My job involves working on a one-to-one basis with children who have moderate learning difficulties. I’ve found that, as a general rule, children become reasonably competent readers long before they become competent writers. This can be for a variety of reasons, but chief amongst them tends to be a poor visual memory which hampers progress with spelling. By the time they get to me, they often get incredibly stressed the second they are asked to pick up a pencil, with some children point-blank refusing to write. Usually I can win them round with carefully structured work, cut and stick activities and using malleable materials like plasticine and pipe cleaners to produce writing. Last year, though, I taught a little boy called Mark who, whilst he made great progress in reading, calmly and cheerfully refused to write. In fairness to the child, he was very dyslexic and was offered no support in class, so he’d learned that it was easier to opt out than to put a lot of effort in only to have his teacher yell at him because his work wasn’t perfect. None of my usual strategies worked and I was starting to get a bit worried. Eventually, when browsing around in Snyth’s one day, I spotted this and thought it might work.
What is it?
If you’re a child of my generation or before, you might remember spending hours colouring in sheets of paper in rainbow hues, rubbing a wax candle over the top, plastering it with thick black crayon and then scraping through the crayon with a butter knife or chopstick to create multicoloured whorls and pictures that showed through the crayon. It was messy, time-consuming and the results were never that great.

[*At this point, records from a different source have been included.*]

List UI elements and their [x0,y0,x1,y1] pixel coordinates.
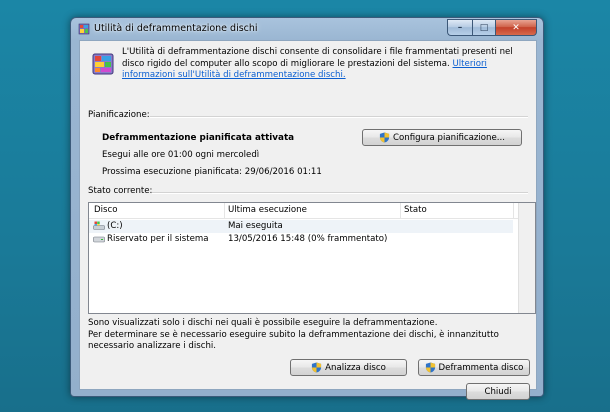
analyze-disk-button[interactable]: Analizza disco [290,359,407,376]
disk-row-reserved[interactable]: Riservato per il sistema 13/05/2016 15:4… [89,233,513,246]
defrag-app-icon [78,23,90,35]
col-header-disk[interactable]: Disco [94,205,117,215]
disk-last-run: 13/05/2016 15:48 (0% frammentato) [228,234,388,244]
schedule-frequency: Esegui alle ore 01:00 ogni mercoledì [102,150,260,160]
minimize-button[interactable]: – [447,19,472,36]
schedule-next-run: Prossima esecuzione pianificata: 29/06/2… [102,167,322,177]
uac-shield-icon [425,362,435,373]
col-header-status[interactable]: Stato [404,205,427,215]
uac-shield-icon [312,362,322,373]
disk-list[interactable]: Disco Ultima esecuzione Stato (C:) Mai e… [88,202,536,314]
col-separator [224,203,225,218]
dialog-body: L'Utilità di deframmentazione dischi con… [79,40,537,400]
configure-schedule-label: Configura pianificazione... [393,132,505,143]
disk-name: Riservato per il sistema [107,234,209,244]
defragment-disk-label: Deframmenta disco [438,362,524,373]
close-button-label: Chiudi [484,386,512,397]
schedule-status: Deframmentazione pianificata attivata [102,133,295,143]
window-title: Utilità di deframmentazione dischi [94,23,258,34]
disk-list-header: Disco Ultima esecuzione Stato [89,203,535,219]
footer-note-line2: Per determinare se è necessario eseguire… [88,329,499,352]
window-controls: – □ ✕ [447,19,537,36]
intro-text: L'Utilità di deframmentazione dischi con… [122,47,527,82]
close-button[interactable]: Chiudi [466,383,530,400]
schedule-section-label: Pianificazione: [88,110,150,120]
col-separator [400,203,401,218]
current-divider [152,192,528,194]
defrag-window: Utilità di deframmentazione dischi – □ ✕… [70,17,544,400]
defrag-icon [92,53,114,75]
disk-name: (C:) [107,221,123,231]
hard-drive-icon [93,236,105,243]
defragment-disk-button[interactable]: Deframmenta disco [418,359,530,376]
configure-schedule-button[interactable]: Configura pianificazione... [362,129,522,146]
disk-last-run: Mai eseguita [228,221,283,231]
disk-row-c[interactable]: (C:) Mai eseguita [89,220,513,233]
analyze-disk-label: Analizza disco [325,362,386,373]
schedule-divider [150,116,528,118]
disk-list-scrollbar[interactable] [518,203,535,313]
close-window-button[interactable]: ✕ [495,19,537,36]
col-header-last-run[interactable]: Ultima esecuzione [228,205,307,215]
maximize-button[interactable]: □ [472,19,495,36]
system-drive-icon [93,221,105,230]
footer-note: Sono visualizzati solo i dischi nei qual… [88,318,528,353]
title-bar[interactable]: Utilità di deframmentazione dischi – □ ✕ [71,18,543,40]
col-separator [513,203,514,218]
footer-note-line1: Sono visualizzati solo i dischi nei qual… [88,318,438,328]
uac-shield-icon [379,132,390,143]
current-section-label: Stato corrente: [88,186,153,196]
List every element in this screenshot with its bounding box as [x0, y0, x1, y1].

Crayola have obviously realised that modern children have a plethora of gizmos to entertain them and so won’t be arsed to spend ages colouring, waxing and crayoning, so they have produced magic paper which does pretty much the same thing, albeit with the use of a marker rather than a butter knife. Given how pugilistic some of my children are, this is all to the good.
What do you get?
The booklet and two markers come in a sealed bag. It’s wise to try and keep this reasonably intact for storage, as the magic paper doesn’t work as well if it gets wet and the black coating goes a bit funny. Similarly, if the prospect of magic paper has made your little one a bit sweaty-pawed with anticipation, some of the black stuff will transfer onto their hands and get a wee bit sticky. In the booklet are 18 magic pages, plus a page of stencils which are hole-punched in such a way that you can take them out and slot them in front of any page. The stencils in my pack are pleasingly random: a monster face, a swirl, a moose head, a butterfly, a dog, a cat, a palm tree and, bizarrely, a CND symbol.
Is it any good?
The markers provided are nice and chunky and a good size for little hands. The nibs of the pens are thick and sturdy and don’t crush easily, although they will start to pick up the black coating from the pages after a while. I’m not sure what the fluid in them is, but there’s no solvent smell and nor does it irritate skin if you accidentally dab the pen on yourself.